My guy happens to be Irish so it seemed only appropriate that I propose to him today following the example that St. Brigid set when she struck a deal with St. Patrick. Yes, we’ve been married for 25+ years, but I proposed anyway.
And he accepted. So today’s Mondate found us at Roberts Farm Preserve in Norway. Norway, Maine, that is.
In her book, Hikes and Woodland Walks in and around Maine’s LAKES REGION, my friend Marita Wiser states that the preserve was “farmed by the Pike and Roberts family for 200 years.” She adds, “The property was purchased by the Western Foothills Land Trust in 2007.”
Though the trails are mostly maintained for Nordic skiers, we didn’t see any today.
Had it been open to skiers, we wouldn’t have been able to do what we did–follow the network of trails around the perimeter of the property.
We’d only walked a few feet when I had to pause–the burnt cornflake look of black cherry bark insisted upon being noticed.
Visiting here a couple of times previously, one of the things I’d come to like about it is the opportunity to gush over Northern white cedar bark.
I love its red-brown color, sheddy strips that intersect in diamond formations and habit of spiraling left and then right with age. In his book BARK, Michael Wojtech states of the cedar: “In the 1500s, the native Iroquois showed French explorers how to prevent scurvy using a tea made from the bark, which contains vitamin C. The name arborvitae means ‘tree of life.'”
Equally beautiful are its flat sprays of braided, scale-like leaves.
Since I’m on the topic of tree bark, I have two others to share, including this one–the red inner bark of Northern Red Oak made a stunning statement.
Displaying its shaggy presentation was the hop hornbeam.
My heart leaped (appropriate movement for today) when I saw these papery fruits on the ground–hop hornbeam is named for its fruiting structures that resemble hops.
Stone walls crisscross the preserve and provide evidence of its former use as a dairy farm.
Barbed wire adds to the story.
Installed long ago, this tree formed a grimace in response.
Along the edge of some walls stand much happier trees–those that were allowed to grow tall and wide in the sun, like this Eastern white pine. Perhaps it provided a bit of shade for Roberts’ Jerseys.
The land was farmed until 1968. Since then, it returned to woodland, was sold and logged and sold another time–finally to the land trust. Generational gaps are visible throughout. This is the perfect place to take some youngsters and ask them to locate a white pine that matches their age.
We cross several streams that I’m sure sustained the farm and its inhabitants. Today, they sustain the wildlife that wanders here, including deer.

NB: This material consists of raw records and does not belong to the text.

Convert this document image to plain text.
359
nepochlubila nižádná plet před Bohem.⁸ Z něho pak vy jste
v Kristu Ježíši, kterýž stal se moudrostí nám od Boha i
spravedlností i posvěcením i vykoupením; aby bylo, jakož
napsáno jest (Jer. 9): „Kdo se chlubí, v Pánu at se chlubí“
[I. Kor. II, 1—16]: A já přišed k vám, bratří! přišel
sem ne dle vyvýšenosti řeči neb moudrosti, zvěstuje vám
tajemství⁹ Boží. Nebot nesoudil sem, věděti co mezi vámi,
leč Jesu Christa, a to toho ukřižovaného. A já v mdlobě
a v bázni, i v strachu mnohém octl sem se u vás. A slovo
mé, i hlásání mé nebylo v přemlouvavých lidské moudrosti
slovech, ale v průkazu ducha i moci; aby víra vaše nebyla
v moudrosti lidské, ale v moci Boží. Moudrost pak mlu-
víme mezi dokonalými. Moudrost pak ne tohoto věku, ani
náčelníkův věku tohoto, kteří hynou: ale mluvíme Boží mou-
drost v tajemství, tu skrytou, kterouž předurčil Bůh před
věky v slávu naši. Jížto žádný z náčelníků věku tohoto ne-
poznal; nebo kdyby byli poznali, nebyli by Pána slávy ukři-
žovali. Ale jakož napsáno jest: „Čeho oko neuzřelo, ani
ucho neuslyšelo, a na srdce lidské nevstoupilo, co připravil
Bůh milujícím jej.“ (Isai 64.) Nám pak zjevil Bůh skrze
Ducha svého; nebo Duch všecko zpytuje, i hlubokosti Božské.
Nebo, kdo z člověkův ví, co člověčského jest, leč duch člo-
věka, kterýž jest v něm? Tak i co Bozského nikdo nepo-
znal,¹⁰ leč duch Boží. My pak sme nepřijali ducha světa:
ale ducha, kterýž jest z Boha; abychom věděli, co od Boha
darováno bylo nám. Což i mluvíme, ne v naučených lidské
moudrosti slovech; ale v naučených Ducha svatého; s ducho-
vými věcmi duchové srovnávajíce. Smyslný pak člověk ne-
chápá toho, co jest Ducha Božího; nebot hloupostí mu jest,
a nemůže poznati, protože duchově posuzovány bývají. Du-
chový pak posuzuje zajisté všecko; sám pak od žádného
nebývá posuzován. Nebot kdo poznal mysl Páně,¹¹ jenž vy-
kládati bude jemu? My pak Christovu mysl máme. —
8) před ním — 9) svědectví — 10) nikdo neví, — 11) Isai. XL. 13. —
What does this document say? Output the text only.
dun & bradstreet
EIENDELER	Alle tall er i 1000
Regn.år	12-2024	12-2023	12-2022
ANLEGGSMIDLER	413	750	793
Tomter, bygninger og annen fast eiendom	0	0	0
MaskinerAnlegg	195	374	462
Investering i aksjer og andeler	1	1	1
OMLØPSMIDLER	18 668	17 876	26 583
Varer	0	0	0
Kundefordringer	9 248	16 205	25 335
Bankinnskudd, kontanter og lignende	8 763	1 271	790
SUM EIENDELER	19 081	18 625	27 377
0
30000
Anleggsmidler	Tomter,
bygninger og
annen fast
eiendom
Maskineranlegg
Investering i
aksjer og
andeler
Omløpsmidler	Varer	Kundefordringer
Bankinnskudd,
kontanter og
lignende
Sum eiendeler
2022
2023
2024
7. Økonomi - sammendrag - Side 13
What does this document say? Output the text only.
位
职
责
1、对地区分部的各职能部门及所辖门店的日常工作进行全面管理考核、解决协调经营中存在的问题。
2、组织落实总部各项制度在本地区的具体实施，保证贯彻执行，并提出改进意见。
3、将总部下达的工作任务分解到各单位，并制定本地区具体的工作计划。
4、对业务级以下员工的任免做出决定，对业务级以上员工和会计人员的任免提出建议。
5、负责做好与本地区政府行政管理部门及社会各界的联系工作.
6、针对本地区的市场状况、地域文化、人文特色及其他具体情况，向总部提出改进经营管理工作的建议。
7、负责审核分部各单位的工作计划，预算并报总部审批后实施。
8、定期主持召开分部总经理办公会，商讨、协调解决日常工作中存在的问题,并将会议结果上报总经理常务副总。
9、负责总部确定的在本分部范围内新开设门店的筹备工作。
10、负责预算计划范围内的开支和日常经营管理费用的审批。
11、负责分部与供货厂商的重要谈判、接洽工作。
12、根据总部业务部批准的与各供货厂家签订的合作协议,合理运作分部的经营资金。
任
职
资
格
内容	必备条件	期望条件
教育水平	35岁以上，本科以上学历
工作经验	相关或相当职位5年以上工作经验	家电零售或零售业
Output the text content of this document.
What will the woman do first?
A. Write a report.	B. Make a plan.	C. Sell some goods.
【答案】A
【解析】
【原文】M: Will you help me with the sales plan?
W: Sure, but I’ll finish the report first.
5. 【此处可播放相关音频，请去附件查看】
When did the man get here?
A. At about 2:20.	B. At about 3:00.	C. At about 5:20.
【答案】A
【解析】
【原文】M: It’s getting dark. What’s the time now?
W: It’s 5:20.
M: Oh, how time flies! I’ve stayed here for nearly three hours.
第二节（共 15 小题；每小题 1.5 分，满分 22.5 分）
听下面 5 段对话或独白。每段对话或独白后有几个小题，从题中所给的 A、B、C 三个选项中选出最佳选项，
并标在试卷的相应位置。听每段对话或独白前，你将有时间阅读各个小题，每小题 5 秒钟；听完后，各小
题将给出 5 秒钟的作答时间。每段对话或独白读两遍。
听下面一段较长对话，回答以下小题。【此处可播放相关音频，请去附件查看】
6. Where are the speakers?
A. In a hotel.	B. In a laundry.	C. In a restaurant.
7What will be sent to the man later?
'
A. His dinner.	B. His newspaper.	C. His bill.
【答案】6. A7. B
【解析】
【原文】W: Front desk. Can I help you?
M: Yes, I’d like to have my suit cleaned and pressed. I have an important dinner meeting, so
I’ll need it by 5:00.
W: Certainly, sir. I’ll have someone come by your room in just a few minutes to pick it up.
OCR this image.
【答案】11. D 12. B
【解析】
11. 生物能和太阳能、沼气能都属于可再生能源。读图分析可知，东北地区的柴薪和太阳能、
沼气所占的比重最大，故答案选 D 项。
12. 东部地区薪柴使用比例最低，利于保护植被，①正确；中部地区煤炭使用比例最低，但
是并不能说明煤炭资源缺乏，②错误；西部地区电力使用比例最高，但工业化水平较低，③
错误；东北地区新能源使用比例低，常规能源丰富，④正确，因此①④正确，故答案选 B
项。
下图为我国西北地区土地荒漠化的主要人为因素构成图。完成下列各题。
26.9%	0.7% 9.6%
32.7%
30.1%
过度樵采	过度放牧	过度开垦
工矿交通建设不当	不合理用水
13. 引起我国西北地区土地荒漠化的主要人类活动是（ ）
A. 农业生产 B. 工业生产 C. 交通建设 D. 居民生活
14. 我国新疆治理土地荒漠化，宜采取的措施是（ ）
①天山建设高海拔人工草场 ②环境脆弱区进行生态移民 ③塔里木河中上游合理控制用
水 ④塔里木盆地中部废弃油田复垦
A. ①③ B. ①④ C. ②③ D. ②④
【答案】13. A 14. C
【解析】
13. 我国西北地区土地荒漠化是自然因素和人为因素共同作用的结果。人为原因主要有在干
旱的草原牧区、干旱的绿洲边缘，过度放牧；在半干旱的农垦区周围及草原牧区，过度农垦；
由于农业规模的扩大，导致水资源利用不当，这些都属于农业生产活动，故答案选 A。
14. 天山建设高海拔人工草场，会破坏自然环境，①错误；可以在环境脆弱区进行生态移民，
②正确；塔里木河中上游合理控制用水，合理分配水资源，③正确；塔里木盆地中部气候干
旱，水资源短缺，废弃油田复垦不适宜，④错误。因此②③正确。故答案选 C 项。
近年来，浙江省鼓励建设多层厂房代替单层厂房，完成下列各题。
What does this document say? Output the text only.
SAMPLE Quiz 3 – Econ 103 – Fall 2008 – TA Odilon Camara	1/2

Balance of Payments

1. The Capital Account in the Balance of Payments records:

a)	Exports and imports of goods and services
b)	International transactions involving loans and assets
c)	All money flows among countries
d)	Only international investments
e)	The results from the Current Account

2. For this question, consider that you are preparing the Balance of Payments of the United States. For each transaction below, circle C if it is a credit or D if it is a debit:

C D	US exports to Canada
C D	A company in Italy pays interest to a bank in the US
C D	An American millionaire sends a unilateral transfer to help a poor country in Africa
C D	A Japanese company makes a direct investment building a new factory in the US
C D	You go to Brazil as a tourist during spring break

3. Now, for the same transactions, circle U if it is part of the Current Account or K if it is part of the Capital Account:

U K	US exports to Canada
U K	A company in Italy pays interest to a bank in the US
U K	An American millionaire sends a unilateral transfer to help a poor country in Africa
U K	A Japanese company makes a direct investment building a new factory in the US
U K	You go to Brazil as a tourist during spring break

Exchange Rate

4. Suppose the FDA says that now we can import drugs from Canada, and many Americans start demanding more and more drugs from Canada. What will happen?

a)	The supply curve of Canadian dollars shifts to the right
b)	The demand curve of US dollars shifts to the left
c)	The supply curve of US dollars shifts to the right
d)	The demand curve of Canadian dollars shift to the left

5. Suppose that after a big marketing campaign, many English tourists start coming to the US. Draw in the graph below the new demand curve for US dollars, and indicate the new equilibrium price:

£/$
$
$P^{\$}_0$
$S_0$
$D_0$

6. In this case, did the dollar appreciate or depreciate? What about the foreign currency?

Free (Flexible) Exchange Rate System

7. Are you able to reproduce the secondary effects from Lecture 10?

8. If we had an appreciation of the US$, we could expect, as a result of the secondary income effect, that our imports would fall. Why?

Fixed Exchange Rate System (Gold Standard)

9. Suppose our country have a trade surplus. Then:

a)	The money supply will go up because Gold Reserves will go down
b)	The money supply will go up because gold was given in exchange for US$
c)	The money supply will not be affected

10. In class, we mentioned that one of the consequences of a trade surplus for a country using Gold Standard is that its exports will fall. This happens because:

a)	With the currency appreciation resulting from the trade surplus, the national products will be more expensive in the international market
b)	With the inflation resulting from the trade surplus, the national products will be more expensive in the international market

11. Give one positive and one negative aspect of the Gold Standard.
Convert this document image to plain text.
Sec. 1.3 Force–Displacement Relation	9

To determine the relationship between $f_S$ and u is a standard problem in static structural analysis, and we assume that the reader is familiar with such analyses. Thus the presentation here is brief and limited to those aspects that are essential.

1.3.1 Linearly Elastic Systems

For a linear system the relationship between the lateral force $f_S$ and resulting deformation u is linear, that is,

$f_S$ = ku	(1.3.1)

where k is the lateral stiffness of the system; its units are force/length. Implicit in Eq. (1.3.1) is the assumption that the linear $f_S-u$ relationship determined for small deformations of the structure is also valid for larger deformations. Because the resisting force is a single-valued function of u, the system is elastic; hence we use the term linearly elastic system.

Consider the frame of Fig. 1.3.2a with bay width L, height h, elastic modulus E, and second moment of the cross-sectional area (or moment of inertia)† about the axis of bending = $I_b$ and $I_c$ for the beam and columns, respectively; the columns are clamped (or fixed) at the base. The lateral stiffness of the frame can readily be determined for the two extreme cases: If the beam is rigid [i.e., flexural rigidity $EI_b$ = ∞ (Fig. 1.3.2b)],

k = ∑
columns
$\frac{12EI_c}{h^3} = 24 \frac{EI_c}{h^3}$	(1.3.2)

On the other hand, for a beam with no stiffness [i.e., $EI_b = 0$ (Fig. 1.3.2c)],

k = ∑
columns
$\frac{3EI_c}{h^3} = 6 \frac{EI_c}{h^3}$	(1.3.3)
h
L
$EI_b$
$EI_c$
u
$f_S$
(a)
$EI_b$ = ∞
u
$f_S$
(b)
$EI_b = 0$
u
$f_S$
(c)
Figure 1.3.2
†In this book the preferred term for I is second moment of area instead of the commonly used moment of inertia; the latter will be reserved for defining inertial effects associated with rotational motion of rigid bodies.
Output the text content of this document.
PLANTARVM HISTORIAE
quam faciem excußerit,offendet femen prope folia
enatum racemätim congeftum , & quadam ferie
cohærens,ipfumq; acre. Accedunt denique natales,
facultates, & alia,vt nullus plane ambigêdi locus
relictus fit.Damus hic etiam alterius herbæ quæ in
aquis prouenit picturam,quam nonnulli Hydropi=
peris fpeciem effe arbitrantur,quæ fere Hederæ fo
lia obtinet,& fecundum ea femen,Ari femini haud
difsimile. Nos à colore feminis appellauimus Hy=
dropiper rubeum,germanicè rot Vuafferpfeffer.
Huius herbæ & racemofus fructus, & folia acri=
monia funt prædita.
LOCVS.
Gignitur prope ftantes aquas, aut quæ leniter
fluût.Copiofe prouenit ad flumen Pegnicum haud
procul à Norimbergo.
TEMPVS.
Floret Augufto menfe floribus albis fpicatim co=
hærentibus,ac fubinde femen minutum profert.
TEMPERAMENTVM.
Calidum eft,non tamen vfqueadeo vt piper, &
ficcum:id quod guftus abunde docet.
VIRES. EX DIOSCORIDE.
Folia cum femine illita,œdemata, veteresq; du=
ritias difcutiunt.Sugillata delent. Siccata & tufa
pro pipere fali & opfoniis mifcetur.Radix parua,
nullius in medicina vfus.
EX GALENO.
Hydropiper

We realized there had been a recent turkey trot and
Birds also have played a major role in this community. This pileated woodpecker-created condominium has been around for a while.
From the trail, I spied the largest pile of wood chips I’ve ever seen and of course, had to investigate.
The old beech was recently excavated for new condos.
Below, the wood chip pile was a couple of inches deep.
The best part–lots of scat cylinders filled with insect body parts. Good stuff to see.
Pileated woodpeckers aren’t the only ones in the building industry.
I think you’d agree that Quinn and Mike did a fabulous job constructing this birdhouse.
In several open areas we spotted the winter display of common mullein.
Its crowded performance of two-parted capsules atop a tall, fuzzy stem made it easy to identify.
The pointed prickly bracts of thistles also offered a winter show.
Lungwort tried to hide on the backside of an ash tree, but I found it. I only wish we’d had rain, or better yet, snow, recently, because I love the neon green that it becomes once it is wet.
Be careful what you wish for. Though the day was sunny at the start, it began to rain as we ate our sandwiches on lunch rock overlooking Lake Pennesseewassee, aka Norway Lake.
It wasn’t a downpour, but enough that it encouraged us to eat quickly and move on.
Well, I didn’t move far. Within steps, I found a shrub I was seeking yesterday–beaked hazelnut.
It’s a member of the birch family and features catkins–the male flowers that will release pollen this spring to fertilize the shrub’s delicate red female flowers.
Another quick find–Christmas fern–one pinnae topped with a birch fleur de lis.
Typically, during the winter there is only one trail open to hikers. Today, however, we figured it would be OK to walk on the ski trails because they are either icy or bare. It was definitely a micro-spike kind of day, which has been more the norm this year.
Other than birds and squirrels, we saw no wildlife. But we did stumble upon the “Painted Cows” created by Bernard Langlais in 1974 and gifted to the land trust by Colby College and the Kohler Foundation.
We had planned to explore the inner network of trails, but the cold raindrops drove us out. Despite that, I think my guy enjoyed himself as much as I did. And he was extremely patient each time I paused. Sometimes he even gave me a heads up–I took that to mean he didn’t mind that I had to stop, wonder and photograph. This is one Leap Date I hope we don’t forget.